5.2.6.1 Zustandekommen

Vertrag zwischen Arbeitgeber und Betriebsrat/Personalrat § 77 Abs. 2 Satz 1 BetrVG spricht zwar etwas eigentümlich davon, das BV gemeinsam zu beschließen seien, dennoch handelt es sich hier, wie bei einem Tarifvertrag, um einen Vertrag zwischen AG und BR, der durch übereinstimmende Willenserklärungen zustande kommt.

In der Privatwirtschaft kommt die Betriebsvereinbarung zustande durch den Abschluß eines Vertrags zwischen Arbeitgeber und Betriebsrat.
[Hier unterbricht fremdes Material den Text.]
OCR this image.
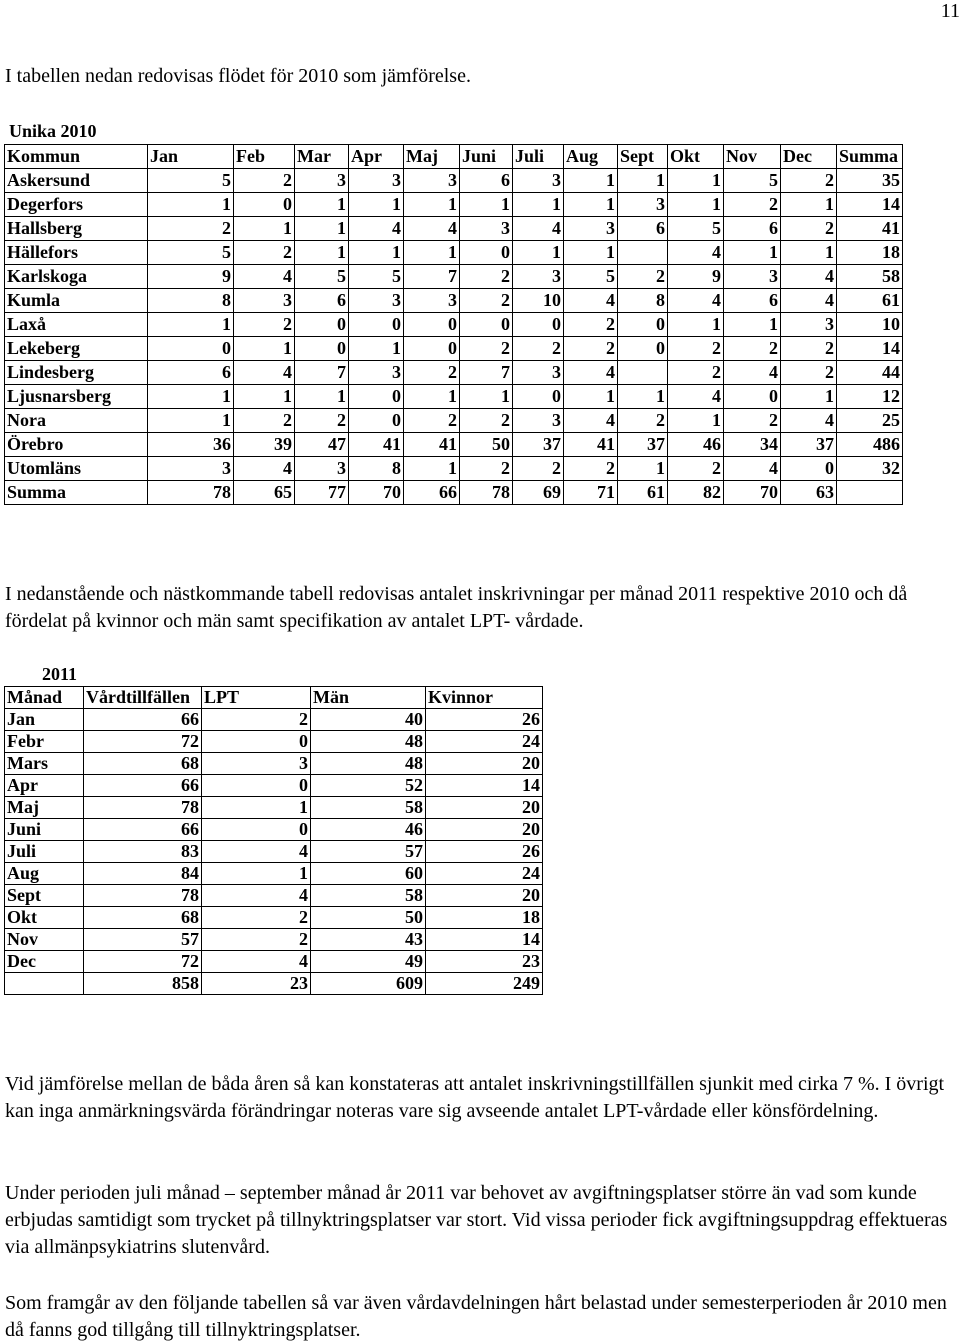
11

I tabellen nedan redovisas flödet för 2010 som jämförelse.

Unika 2010
Kommun	Jan	Feb	Mar	Apr	Maj	Juni	Juli	Aug	Sept	Okt	Nov	Dec	Summa
Askersund	5	2	3	3	3	6	3	1	1	1	5	2	35
Degerfors	1	0	1	1	1	1	1	1	3	1	2	1	14
Hallsberg	2	1	1	4	4	3	4	3	6	5	6	2	41
Hällefors	5	2	1	1	1	0	1	1		4	1	1	18
Karlskoga	9	4	5	5	7	2	3	5	2	9	3	4	58
Kumla	8	3	6	3	3	2	10	4	8	4	6	4	61
Laxå	1	2	0	0	0	0	0	2	0	1	1	3	10
Lekeberg	0	1	0	1	0	2	2	2	0	2	2	2	14
Lindesberg	6	4	7	3	2	7	3	4		2	4	2	44
Ljusnarsberg	1	1	1	0	1	1	0	1	1	4	0	1	12
Nora	1	2	2	0	2	2	3	4	2	1	2	4	25
Örebro	36	39	47	41	41	50	37	41	37	46	34	37	486
Utomläns	3	4	3	8	1	2	2	2	1	2	4	0	32
Summa	78	65	77	70	66	78	69	71	61	82	70	63	

I nedanstående och nästkommande tabell redovisas antalet inskrivningar per månad 2011 respektive 2010 och då fördelat på kvinnor och män samt specifikation av antalet LPT- vårdade.

2011
Månad	Vårdtillfällen	LPT	Män	Kvinnor
Jan	66	2	40	26
Febr	72	0	48	24
Mars	68	3	48	20
Apr	66	0	52	14
Maj	78	1	58	20
Juni	66	0	46	20
Juli	83	4	57	26
Aug	84	1	60	24
Sept	78	4	58	20
Okt	68	2	50	18
Nov	57	2	43	14
Dec	72	4	49	23
	858	23	609	249

Vid jämförelse mellan de båda åren så kan konstateras att antalet inskrivningstillfällen sjunkit med cirka 7 %. I övrigt kan inga anmärkningsvärda förändringar noteras vare sig avseende antalet LPT-vårdade eller könsfördelning.

Under perioden juli månad – september månad år 2011 var behovet av avgiftningsplatser större än vad som kunde erbjudas samtidigt som trycket på tillnyktringsplatser var stort. Vid vissa perioder fick avgiftningsuppdrag effektueras via allmänpsykiatrins slutenvård.

Som framgår av den följande tabellen så var även vårdavdelningen hårt belastad under semesterperioden år 2010 men då fanns god tillgång till tillnyktringsplatser.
Im öffentlichen Dienst kommt die Dienstvereinbarung zustande durch öffentlich-rechtlichen Vertrag zwischen einer Dienststelle und der Personalvertretung. Damit entspricht die Dienstvereinbarung ihrem Wesen nach der Betriebsvereinbarung. Einige Vorschriften, auf die noch einzugehen sein wird, werden aus dem Betriebsverfassungsrecht entsprechend auch auf die Dienstvereinbarung angewendet. Aufgrund der Beschränkung des § 73 Abs. 1 BPersVG (bzw. LPersVG) und des bei der Erzwingbarkeit im Verhältnis zur Privatwirtschaft wesentlich schwierigeren Einigungsstellenverfahrens (vgl. §§ 69 Abs. 3 bis 5, 71BPersVG im Vergleich zu §§ 87 Abs. 2, 76 Abs. 3 bis 6 BetrVG) hat die Betriebsvereinbarung in der Privatwirtschaft eine tiefgreifendere Bedeutung als die Dienstvereinbarung im öffentlichen Dienst.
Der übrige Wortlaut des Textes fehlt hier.